Struan died April 5 from an aggressive brain tumor (Butterfly Glioblastoma) that could not be medically treated. He chose the MAiD provision, dying peacefully and with dignity in his home with Alison and family by his side. At his request there will be no funeral.


He is survived by his wife Alison, his children Bonnie (Dave), Kirsty (Mark), Rhona (Les), Heather, Nancy (Brian) and Rob (Kerri); grandchildren (Craig, Jarrett, Amy, Tara, Caroline (in Brisbane AUS), Kemp, Jamie, Morgan, Rachel, Lochlan, Mitchell and Jake) and three great-grandchildren (Lucy, Grizzly, Hollis).  Struan was pre-deceased in 2005 by Myrra, his wife of 47 years, and in 2019 by his grandson Jordie Lunn. Struan is also survived by his brother Ian Robertson (Jackie), and numerous cousins, nieces, nephews and their families around the world.

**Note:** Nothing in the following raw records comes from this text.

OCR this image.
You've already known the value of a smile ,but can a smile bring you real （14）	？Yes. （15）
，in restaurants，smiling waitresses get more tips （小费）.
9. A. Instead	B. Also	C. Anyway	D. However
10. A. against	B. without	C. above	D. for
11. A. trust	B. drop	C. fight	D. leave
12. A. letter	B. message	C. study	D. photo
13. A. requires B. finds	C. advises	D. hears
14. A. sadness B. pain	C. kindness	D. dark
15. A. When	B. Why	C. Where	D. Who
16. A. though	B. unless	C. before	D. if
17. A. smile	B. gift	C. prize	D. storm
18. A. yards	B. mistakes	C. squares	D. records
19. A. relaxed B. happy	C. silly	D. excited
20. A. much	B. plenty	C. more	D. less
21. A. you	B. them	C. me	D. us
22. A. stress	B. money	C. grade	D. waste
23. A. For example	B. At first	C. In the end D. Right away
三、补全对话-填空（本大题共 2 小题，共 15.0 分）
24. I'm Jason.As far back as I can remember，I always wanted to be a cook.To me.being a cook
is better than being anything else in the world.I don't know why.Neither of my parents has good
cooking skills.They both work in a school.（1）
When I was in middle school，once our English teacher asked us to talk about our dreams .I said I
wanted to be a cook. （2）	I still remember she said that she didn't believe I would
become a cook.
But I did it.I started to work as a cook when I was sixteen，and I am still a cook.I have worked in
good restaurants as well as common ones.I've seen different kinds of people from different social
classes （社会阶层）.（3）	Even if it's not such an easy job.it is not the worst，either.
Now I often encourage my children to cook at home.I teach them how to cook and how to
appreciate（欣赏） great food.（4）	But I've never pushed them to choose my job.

Heartfelt thanks are extended from Struan and the family to Dr. Van Zyl, Dr. Massel, Dr. Buddo and Nigel Kitto for their guidance, gentle care and support.


You are invited to meet with his family and friends for an Remembrance Gathering on Saturday June 1, 2024 at the St. Eugene Mission Resort Pavilion tent, commencing at 1:30 pm Mountain Time.


Struan firmly believed in the need to educate others to care for the natural world and the condition of this planet, he left bequests to the David Suzuki Foundation and to Wildsight. If you wish to remember Struan, donations to any of these causes would be received with appreciation.